Even if he had run off with
your cash-box--"
The big hotel-keeper bent down and put his infuriated face close to
Davidson's.
"My cash-box! My--he--look here, Captain Davidson! He ran off with a
girl. What do I care for the girl? The girl is nothing to me."
He shot out an infamous word which made Davidson start. That's what the
girl was; and he reiterated the assertion that she was nothing to him.

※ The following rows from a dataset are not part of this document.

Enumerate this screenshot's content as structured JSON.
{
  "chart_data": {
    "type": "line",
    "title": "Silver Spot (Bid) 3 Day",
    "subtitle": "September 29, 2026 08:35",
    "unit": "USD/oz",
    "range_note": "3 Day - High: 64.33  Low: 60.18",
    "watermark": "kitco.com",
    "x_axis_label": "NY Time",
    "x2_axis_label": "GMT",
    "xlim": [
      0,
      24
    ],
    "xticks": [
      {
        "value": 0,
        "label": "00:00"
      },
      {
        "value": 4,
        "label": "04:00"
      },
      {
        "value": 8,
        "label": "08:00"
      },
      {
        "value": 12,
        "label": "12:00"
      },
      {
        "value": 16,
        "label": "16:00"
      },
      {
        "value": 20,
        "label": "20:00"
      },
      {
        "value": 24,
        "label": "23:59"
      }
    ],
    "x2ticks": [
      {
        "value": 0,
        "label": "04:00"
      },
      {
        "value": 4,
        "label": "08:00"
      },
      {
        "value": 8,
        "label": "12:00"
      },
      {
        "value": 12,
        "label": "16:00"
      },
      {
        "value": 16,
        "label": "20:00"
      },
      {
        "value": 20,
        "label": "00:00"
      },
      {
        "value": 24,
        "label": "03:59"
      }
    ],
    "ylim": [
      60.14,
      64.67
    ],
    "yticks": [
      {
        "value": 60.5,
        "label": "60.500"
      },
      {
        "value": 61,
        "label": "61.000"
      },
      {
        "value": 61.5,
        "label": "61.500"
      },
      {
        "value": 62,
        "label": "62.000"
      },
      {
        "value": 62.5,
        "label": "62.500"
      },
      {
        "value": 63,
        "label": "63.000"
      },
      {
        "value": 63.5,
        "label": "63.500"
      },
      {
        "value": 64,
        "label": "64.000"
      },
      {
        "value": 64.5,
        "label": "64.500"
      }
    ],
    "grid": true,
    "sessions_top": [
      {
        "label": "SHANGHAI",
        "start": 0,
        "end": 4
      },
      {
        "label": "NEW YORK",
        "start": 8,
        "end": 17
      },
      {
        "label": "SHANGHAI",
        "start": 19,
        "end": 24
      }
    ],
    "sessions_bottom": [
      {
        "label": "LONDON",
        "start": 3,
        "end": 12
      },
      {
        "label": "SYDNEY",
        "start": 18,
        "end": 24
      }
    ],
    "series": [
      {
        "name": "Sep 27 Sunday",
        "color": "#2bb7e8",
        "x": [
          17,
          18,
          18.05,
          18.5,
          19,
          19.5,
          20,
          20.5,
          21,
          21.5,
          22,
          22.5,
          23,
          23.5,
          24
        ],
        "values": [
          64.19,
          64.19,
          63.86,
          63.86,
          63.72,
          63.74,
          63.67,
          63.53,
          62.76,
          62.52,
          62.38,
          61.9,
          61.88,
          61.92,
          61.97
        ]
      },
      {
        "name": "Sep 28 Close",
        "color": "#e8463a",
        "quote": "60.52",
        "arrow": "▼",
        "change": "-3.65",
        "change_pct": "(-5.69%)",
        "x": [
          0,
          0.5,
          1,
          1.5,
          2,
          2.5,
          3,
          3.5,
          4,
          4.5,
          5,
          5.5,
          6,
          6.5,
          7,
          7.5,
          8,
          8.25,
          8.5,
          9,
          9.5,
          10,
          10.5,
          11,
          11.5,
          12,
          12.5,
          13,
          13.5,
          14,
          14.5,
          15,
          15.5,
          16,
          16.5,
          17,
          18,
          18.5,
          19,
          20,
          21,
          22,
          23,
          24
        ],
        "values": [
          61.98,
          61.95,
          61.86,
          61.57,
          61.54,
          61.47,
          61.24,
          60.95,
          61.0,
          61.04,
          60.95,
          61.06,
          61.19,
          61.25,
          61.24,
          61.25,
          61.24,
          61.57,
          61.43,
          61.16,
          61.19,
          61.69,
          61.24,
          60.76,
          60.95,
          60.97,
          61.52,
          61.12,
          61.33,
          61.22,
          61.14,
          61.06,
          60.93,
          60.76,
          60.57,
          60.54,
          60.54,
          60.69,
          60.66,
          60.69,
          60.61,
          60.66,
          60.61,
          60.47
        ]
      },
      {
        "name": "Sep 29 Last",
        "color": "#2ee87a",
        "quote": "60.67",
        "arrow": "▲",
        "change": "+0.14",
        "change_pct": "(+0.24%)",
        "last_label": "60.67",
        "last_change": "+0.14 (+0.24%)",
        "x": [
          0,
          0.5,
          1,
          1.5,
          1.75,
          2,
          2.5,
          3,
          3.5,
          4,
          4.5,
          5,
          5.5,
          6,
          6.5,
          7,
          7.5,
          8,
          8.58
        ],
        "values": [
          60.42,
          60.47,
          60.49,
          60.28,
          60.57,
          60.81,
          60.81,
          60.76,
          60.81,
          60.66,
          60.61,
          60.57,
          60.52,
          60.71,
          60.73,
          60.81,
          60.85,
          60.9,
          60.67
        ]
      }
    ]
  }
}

What he was concerned for was the good name of his house. Wherever he
had been established, he had always had "artist parties" staying in his
house. One recommended him to the others; but what would happen now,
when it got about that leaders ran the risk in his house--his house--of
losing members of their troupe? And just now, when he had spent seven
hundred and thirty-four guilders in building a concert-hall in his
compound. Was that a thing to do in a respectable hotel? The cheek, the
indecency, the impudence, the atrocity! Vagabond, impostor, swindler,
ruffian, schwein-hund!
He had seized Davidson by a button of his coat, detaining him in
the doorway, and exactly in the line of Mrs. Schomberg's stony gaze.
Davidson stole a glance in that direction and thought of making some
sort of reassuring sign to her, but she looked so bereft of senses, and
almost of life, perched up there, that it seemed not worth while.
He disengaged his button with firm placidity.